Arriving at 9:55 am Sunday morning at the Apple store, I was greeted with smiles and confirmed by the maitre d', who assured me that the geniuses would be arriving soon. I waited at the counter, and promptly at 10:00 am the genii burst through the side door and made their entrance.
I looked up at my genius, who had a badge that identified him as Jeremy Genius. Then I noticed Adam Genius next to him, and Bert Genius next to him -- very cool that they even have a nice sense of humor as part of the experience. Jeremy confirmed my reservation and asked, "What's up?"
So, I flipped open the laptop, pressed the on button, and Jeremy put his ear close to hear that tell-tale whirring, crunching sound of a hard drive in the throes of its last days as part of the team. Yup, it's a bad hard-drive. "Yikes" I say, "Now what?".
Jeremy punches in some information on his laptop while explaining that the laptop is out of warranty, that they can replace the hard drive (but not with an upgraded one) for about $300 including labor. They can also replace the keyboard, which has been missing its right Shift key for months, for another $75 or so. Hmmm…I'm thinking, well at least we can fix it for not too much.
Then Jeremy lobs a surprise grenade -- he explains that most of the work done through Apple is for work that's covered by warranty. For stuff outside of warranty, perhaps I might be better off going to a third party specialist, who can perform the work faster, cheaper, and upgrade the hard drive to a larger faster one. I'm a bit stunned when Jeremy even hands me a business card for a recommended outside vendor.

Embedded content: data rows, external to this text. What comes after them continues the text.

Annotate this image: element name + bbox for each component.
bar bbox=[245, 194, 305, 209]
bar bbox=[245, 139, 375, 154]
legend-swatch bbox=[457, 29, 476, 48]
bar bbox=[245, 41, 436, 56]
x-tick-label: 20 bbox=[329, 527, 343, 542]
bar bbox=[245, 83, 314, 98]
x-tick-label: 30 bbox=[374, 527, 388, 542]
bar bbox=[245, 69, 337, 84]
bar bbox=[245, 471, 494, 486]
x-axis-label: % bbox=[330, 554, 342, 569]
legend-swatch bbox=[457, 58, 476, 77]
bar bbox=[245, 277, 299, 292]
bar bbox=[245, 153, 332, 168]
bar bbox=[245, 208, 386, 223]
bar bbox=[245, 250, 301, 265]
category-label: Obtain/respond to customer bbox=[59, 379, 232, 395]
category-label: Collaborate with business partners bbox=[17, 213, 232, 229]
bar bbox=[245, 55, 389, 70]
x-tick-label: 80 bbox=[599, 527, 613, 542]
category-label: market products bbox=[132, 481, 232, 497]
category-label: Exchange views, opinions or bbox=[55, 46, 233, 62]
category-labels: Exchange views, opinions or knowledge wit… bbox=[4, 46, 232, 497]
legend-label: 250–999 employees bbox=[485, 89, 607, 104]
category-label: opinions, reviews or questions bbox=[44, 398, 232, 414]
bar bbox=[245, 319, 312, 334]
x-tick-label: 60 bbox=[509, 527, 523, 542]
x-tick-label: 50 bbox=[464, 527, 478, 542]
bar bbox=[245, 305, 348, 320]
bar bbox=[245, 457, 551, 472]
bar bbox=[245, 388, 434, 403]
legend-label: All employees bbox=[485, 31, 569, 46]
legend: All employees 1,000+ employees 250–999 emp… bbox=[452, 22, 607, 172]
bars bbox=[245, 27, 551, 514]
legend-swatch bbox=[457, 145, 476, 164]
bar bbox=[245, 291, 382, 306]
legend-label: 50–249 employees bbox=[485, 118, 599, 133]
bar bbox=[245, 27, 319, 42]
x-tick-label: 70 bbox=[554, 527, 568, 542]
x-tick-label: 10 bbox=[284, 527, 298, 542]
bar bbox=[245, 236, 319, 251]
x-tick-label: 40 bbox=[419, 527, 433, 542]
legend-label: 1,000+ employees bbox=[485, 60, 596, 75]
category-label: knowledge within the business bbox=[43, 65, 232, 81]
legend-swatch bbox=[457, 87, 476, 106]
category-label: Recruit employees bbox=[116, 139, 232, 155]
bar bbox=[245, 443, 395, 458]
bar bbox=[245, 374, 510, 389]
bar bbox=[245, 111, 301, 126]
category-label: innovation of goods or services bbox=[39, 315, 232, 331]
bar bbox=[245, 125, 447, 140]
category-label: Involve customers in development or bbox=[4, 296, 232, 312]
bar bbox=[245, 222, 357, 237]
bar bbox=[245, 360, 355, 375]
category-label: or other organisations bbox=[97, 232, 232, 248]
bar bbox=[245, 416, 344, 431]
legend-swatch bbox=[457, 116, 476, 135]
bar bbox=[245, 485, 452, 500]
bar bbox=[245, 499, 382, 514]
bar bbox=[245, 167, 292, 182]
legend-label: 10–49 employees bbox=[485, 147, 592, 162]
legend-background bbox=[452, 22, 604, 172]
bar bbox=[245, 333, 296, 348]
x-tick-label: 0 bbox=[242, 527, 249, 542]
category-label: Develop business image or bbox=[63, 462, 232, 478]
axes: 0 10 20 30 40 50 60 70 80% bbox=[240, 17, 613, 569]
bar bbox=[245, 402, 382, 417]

Did I walk into Nordstrom by mistake? Is the official Apple Genius guy really telling me that I'd be better off going to an outside vendor? He goes on to tell me about Carbon Copy Cloner, a free download product that clones an image of your laptop to make it easy to get back up and running after you've replaced your hard drive.
I have to say I was impressed, by a series of cumulative, small but important aspects of this customer experience:
- The online experience of reserving time with a live person in San Francisco who could help me with my problem.
- That someone actually answered a direct phone call to the store and assisted me with good information AND was nice and courteous.
- That I could have made an online reservation for any day at 8:00 am to meet with an Apple Genius.
- That the Geniuses had clever name tags that identified them as part of the Apple Genius family/brand.
- That I received a nice greeting upon entering the store, that the Genius was on time.
- That the Genius was audacious enough to offer information that included suggesting someone else, other than Apple, might be most appropriate for my needs -- mouth agape here, and jaw dropped.
- I was in and out of the Apple store genius meet up within fifteen minutes, had my questions answered, received quotes on servicing my laptop, learned how much it might be to replace with a new laptop, got advice on best ways to access discounts with education vs. corporate pricing, and left this experience thoroughly satisfied.
It definitely seems like there are valuable lessons to be learned from this experience that can be applied to creating compelling customer experiences. I was impressed, especially after thinking about how many aspects of the overall experience were done so well. Wow.
Back in the day, quality guru, Tom Peters, used to tell a story about how poorly he was treated when he ordered a part from his local auto store and how well he was treated when an airline lost his luggage. His point was that each customer issue is an opportunity -- not a problem. Apple gets this. The other day my daughter tweeted:
Apple's Genius Bar pulled through for me two days in a row! They sure know how to make people happy.